The governor has previously questioned whether New York ought to contribute anything to the project—”It’s not my tunnel,” he once argued—which serves mainly Amtrak and New Jersey Transit customers. But today he allowed that many of those people are coming to New York—even if he thinks New York State really ought to be the last government asked to pony up some cash.

“I believe that if we are just doing this on a fair allocation, the federal government would go first then you would have an allocation between Jersey and the Port Authority and then you would have the state of New York,” Mr. Cuomo said.

It remains unclear just how New York and New Jersey would assemble its half of the funding—and who among the two states, the Port, and would pay how much. “The proportions among those three entities, we haven’t worked out yet,” Mr. Cuomo said. 

Earlier in the summer, Sen. Charles Schumer had suggested having a new development corporation—with input from each state, the Port, and other players like the MTA and Amtrak—handle the fundraising and building of the tunnel. But Mr. Cuomo and Mr. Christie want the Port Authority to be responsible for actually building the tunnel, despite its economic woes and history of delivering projects late and over-budget.

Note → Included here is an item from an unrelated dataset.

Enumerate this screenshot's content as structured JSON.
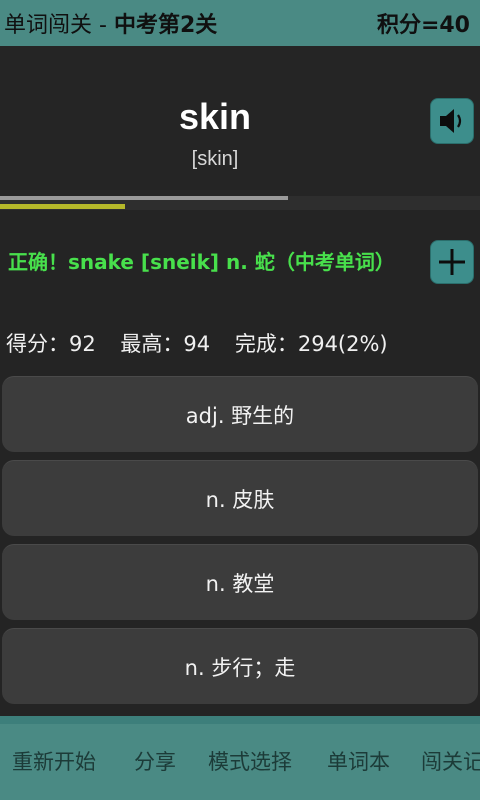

“You never get around having a government entity do this. You know, no government is going to write a $20 billion dollar check to a private company and say, ‘build me a tunnel and call me when it is done,'” Mr. Cuomo told the Observer. “So you need a government agency to administer it, the agency here is the Port Authority. I understand the problems that they have had in the past, but you go down to Ground Zero and you look at what has been built there—granted it took longer than it should have and was more expensive than it should have been—but they have functioned. Also we will take a direct hand in the supervision of ourselves in the state.”

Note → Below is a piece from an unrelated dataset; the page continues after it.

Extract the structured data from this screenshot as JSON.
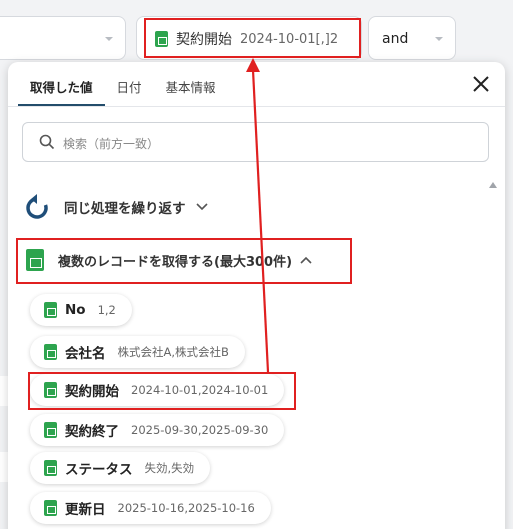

The letter to the White House did not mention the specifics of the Gateway proposal, which was developed by Amtrak, and U.S. Transportation Secretary Anthony Foxx recently said a specific project hadn’t even been put on the table to meet the goal of new tunnels under the Hudson. Today Mr. Cuomo said which project is built will depend on the price.

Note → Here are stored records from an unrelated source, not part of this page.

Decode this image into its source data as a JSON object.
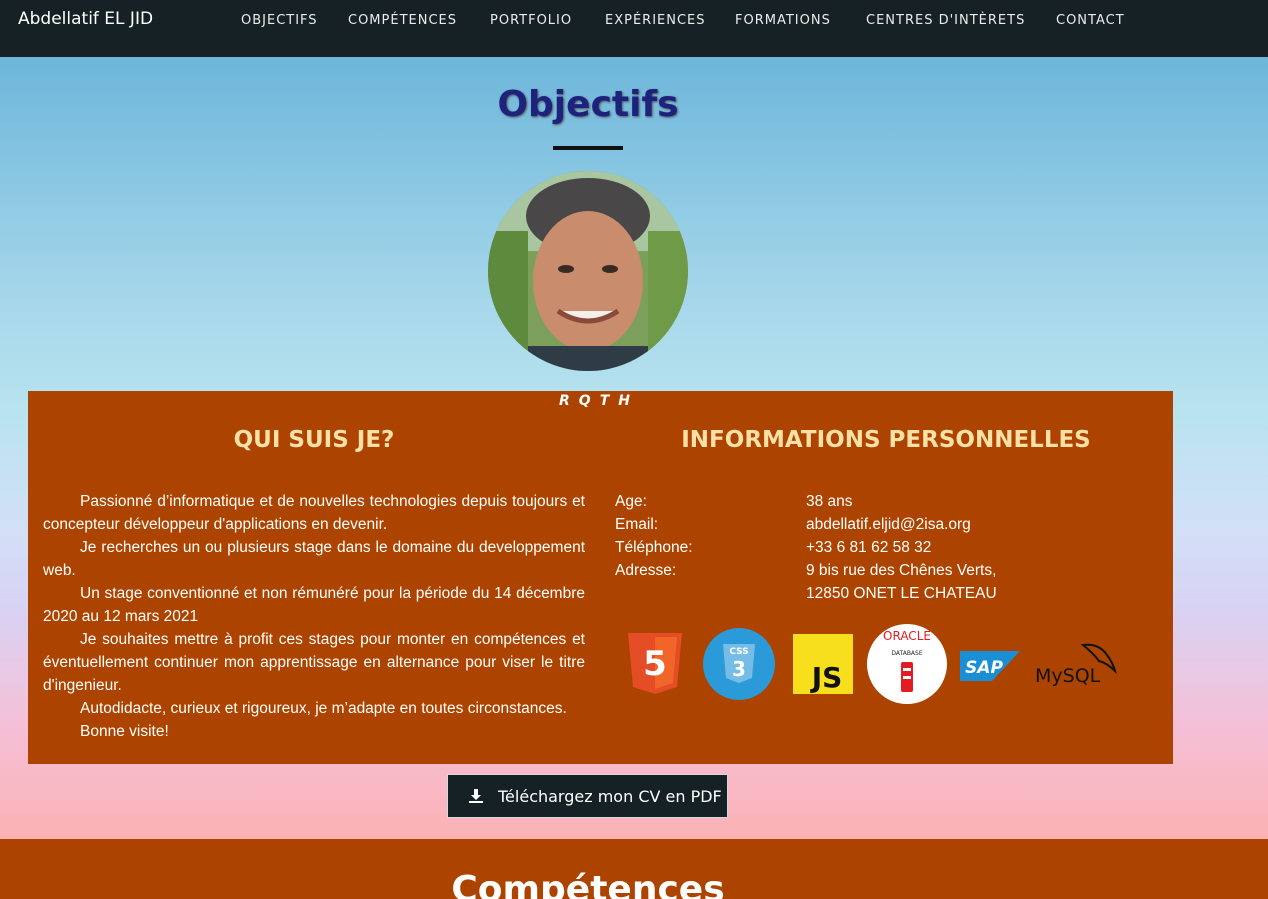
{
  "navbar": {
    "brand": "Abdellatif EL JID",
    "items": [
      "OBJECTIFS",
      "COMPÉTENCES",
      "PORTFOLIO",
      "EXPÉRIENCES",
      "FORMATIONS",
      "CENTRES D'INTÈRETS",
      "CONTACT"
    ],
    "background": "#152124"
  },
  "objectifs": {
    "title": "Objectifs",
    "badge": "RQTH",
    "about_title": "QUI SUIS JE?",
    "about_paragraphs": [
      "Passionné d’informatique et de nouvelles technologies depuis toujours et concepteur développeur d'applications en devenir.",
      "Je recherches un ou plusieurs stage dans le domaine du developpement web.",
      "Un stage conventionné et non rémunéré pour la période du 14 décembre 2020 au 12 mars 2021",
      "Je souhaites mettre à profit ces stages pour monter en compétences et éventuellement continuer mon apprentissage en alternance pour viser le titre d'ingenieur.",
      "Autodidacte, curieux et rigoureux, je m’adapte en toutes circonstances.",
      "Bonne visite!"
    ],
    "info_title": "INFORMATIONS PERSONNELLES",
    "info": [
      {
        "label": "Age:",
        "value": "38 ans"
      },
      {
        "label": "Email:",
        "value": "abdellatif.eljid@2isa.org"
      },
      {
        "label": "Téléphone:",
        "value": "+33 6 81 62 58 32"
      },
      {
        "label": "Adresse:",
        "value": "9 bis rue des Chênes Verts,"
      },
      {
        "label": "",
        "value": "12850 ONET LE CHATEAU"
      }
    ],
    "logos": {
      "html5": "5",
      "css3": "CSS",
      "js": "JS",
      "oracle": "ORACLE",
      "oracle_sub": "DATABASE",
      "sap": "SAP",
      "mysql": "MySQL"
    },
    "panel_color": "#ac4400",
    "title_color": "#1d237d"
  },
  "cv_button": {
    "label": "Téléchargez mon CV en PDF",
    "icon": "download-icon"
  },
  "competences": {
    "title": "Compétences"
  }
}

“We have to price exactly what it is. We’re talking about a $20 billion tunnel. But the specific design of the tunnel, we are open to,” Mr. Cuomo said. “We need a tunnel that will carry the train from New Jersey to New York without interruption.”

One design that likely won’t be on the table is the old Access to the Core proposal, which Mr. Christie scuttled back in 2009 and would have created a new tunnel for New Jersey Transit trains. Mr. Christie and his staff have since trashed the design of that project, dismissing it as a train to Macy’s basement because it would not go directly into Penn Station.

The federal government, meanwhile, just seemed happy that the governor’s were offering up anything at all.

“Today the Governors of New York and New Jersey have taken a big step forward: they’ve come to the table,” Mr. Foxx said in a statement. “We will engage with local officials immediately to initiate the work necessary to assign more reliable cost figures and eligibility for federal grants within existing programs. We will work towards the goal of an equitable split between the states and the federal government using our existing grant and financing programs and whatever new resources can be provided by Congress.”

This story has been updated to correct that it is Mr. Christie’s office, not Mr. Cuomo’s, that has dismissed the design of the ARC train.